Patients in the seven FAERS cases were infants or neonates born at gestational ages of 34 to 41 weeks. All of the patients received diazoxide for hypoglycemia caused by inappropriate endogenous insulin secretion. Diazoxide was started within the first 30 days of life in five of the seven cases. Most of the cases reported at least one risk factor for developing pulmonary hypertension, including congenital heart disease, meconium aspiration, and streptococcal infection. All seven patients were hospitalized or had their neonatal intensive care unit (NICU) hospitalization extended because of pulmonary hypertension. Extensive medical interventions were required to treat the severity of the pulmonary hypertension or manage the clinical condition of the patient. Interventions included initiation of oxygen supplementation, mechanical ventilation, and the use of vasodilator medications such as sildenafil and nitric oxide. There were no fatalities. All seven patients improved after diazoxide was discontinued (i.e., positive dechallenge). Five of the seven cases reported resolution of the pulmonary hypertension, while the remaining two cases reported an improvement. Of the five cases with resolution of the pulmonary hypertension, two cases documented a normal echocardiogram after discontinuing diazoxide.

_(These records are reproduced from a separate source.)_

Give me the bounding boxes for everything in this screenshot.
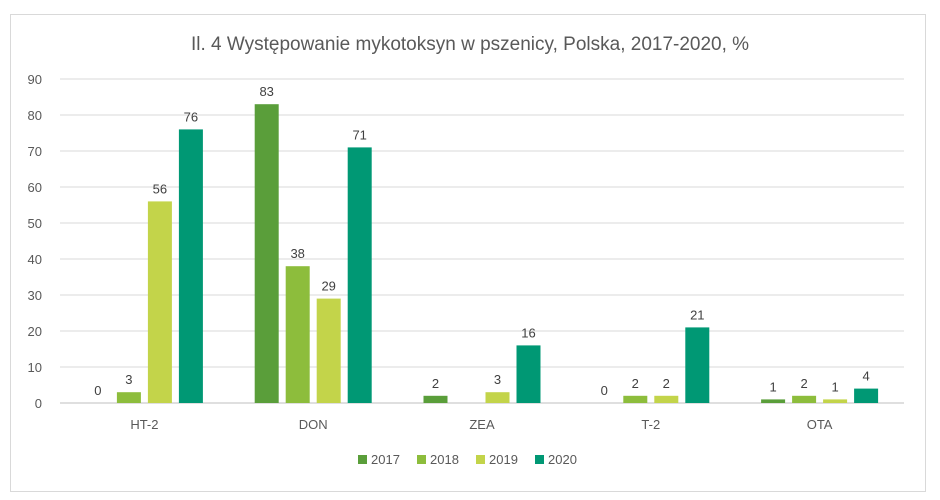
legend-swatch <box>358 455 367 464</box>
bar-layer <box>116 104 879 403</box>
y-tick-label: 90 <box>28 72 42 87</box>
legend-swatch <box>535 455 544 464</box>
bar <box>285 266 310 403</box>
x-tick-label: ZEA <box>469 417 495 432</box>
bar <box>792 395 817 403</box>
data-label: 3 <box>494 372 501 387</box>
legend-label: 2017 <box>371 452 400 467</box>
y-tick-label: 60 <box>28 180 42 195</box>
bar <box>761 399 786 403</box>
y-tick-label: 10 <box>28 360 42 375</box>
x-tick-label: OTA <box>807 417 833 432</box>
legend-swatch <box>417 455 426 464</box>
bar <box>516 345 541 403</box>
data-label: 2 <box>663 376 670 391</box>
bar <box>623 395 648 403</box>
legend-label: 2020 <box>548 452 577 467</box>
bar <box>423 395 448 403</box>
data-label: 29 <box>321 279 335 294</box>
bar <box>347 147 372 403</box>
data-label: 4 <box>862 369 869 384</box>
data-label: 38 <box>290 246 304 261</box>
data-label: 71 <box>352 127 366 142</box>
chart-title: Il. 4 Występowanie mykotoksyn w pszenicy… <box>190 34 750 55</box>
data-label: 2 <box>800 376 807 391</box>
bar <box>823 399 848 403</box>
bar <box>254 104 279 403</box>
y-tick-label: 70 <box>28 144 42 159</box>
bar <box>654 395 679 403</box>
data-label: 16 <box>521 325 535 340</box>
data-label: 76 <box>184 109 198 124</box>
legend-label: 2019 <box>489 452 518 467</box>
legend-swatch <box>476 455 485 464</box>
data-label: 2 <box>632 376 639 391</box>
data-label: 83 <box>259 84 273 99</box>
y-tick-label: 40 <box>28 252 42 267</box>
data-label: 0 <box>94 383 101 398</box>
bar <box>116 392 141 403</box>
x-tick-label: DON <box>299 417 328 432</box>
legend: 2017 2018 2019 2020 <box>358 452 577 467</box>
bar <box>178 129 203 403</box>
data-label: 1 <box>769 379 776 394</box>
y-tick-label: 20 <box>28 324 42 339</box>
data-label: 3 <box>125 372 132 387</box>
bar <box>147 201 172 403</box>
y-tick-label: 50 <box>28 216 42 231</box>
bar <box>685 327 710 403</box>
data-label: 1 <box>831 379 838 394</box>
bar <box>316 298 341 403</box>
x-tick-label: HT-2 <box>130 417 158 432</box>
bar <box>485 392 510 403</box>
y-tick-label: 0 <box>35 396 42 411</box>
data-label: 0 <box>601 383 608 398</box>
y-tick-label: 80 <box>28 108 42 123</box>
data-label: 21 <box>690 307 704 322</box>
data-label: 56 <box>153 181 167 196</box>
y-tick-label: 30 <box>28 288 42 303</box>
bar <box>854 388 879 403</box>
legend-label: 2018 <box>430 452 459 467</box>
x-tick-label: T-2 <box>641 417 660 432</box>
data-label: 2 <box>432 376 439 391</box>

In addition to the FAERS data, four cases of diazoxide-associated pulmonary hypertension occurring in infants or neonates were identified in three published reports.1-3 In all four cases, the pulmonary hypertension was reported to have resolved after diazoxide was discontinued.

  1. Food and Drug Administration. FDA Adverse Event Reporting System (FAERS). http://www.fda.gov/Drugs/GuidanceComplianceRegulatoryInformation/Surveillance/AdverseDrugEffects/default.htm. Last updated September 8, 2014. Accessed June 30, 2015.
  2. Yildizdas D, Erdem S, Küçükosmanoglu O, Yilmaz M, Yüksel B. Pulmonary hypertension, heart failure and neutropenia due to diazoxide therapy. Adv Ther 2008;25:515-9.
  3. Demirel F, Unal S, Çetin II, Esen I, Arasli A. Pulmonary hypertension and reopening of the ductus arteriosus in an infant treated with diazoxide. J Pediatr Endocrinol Metab 2011;24:603-5.
  4. Gerardin M, Denizot S, Texier R, et al. Pulmonary hypertension in newborns treated with diazoxide: about two cases. Fundam Clin Pharm 2010;24(s1):81.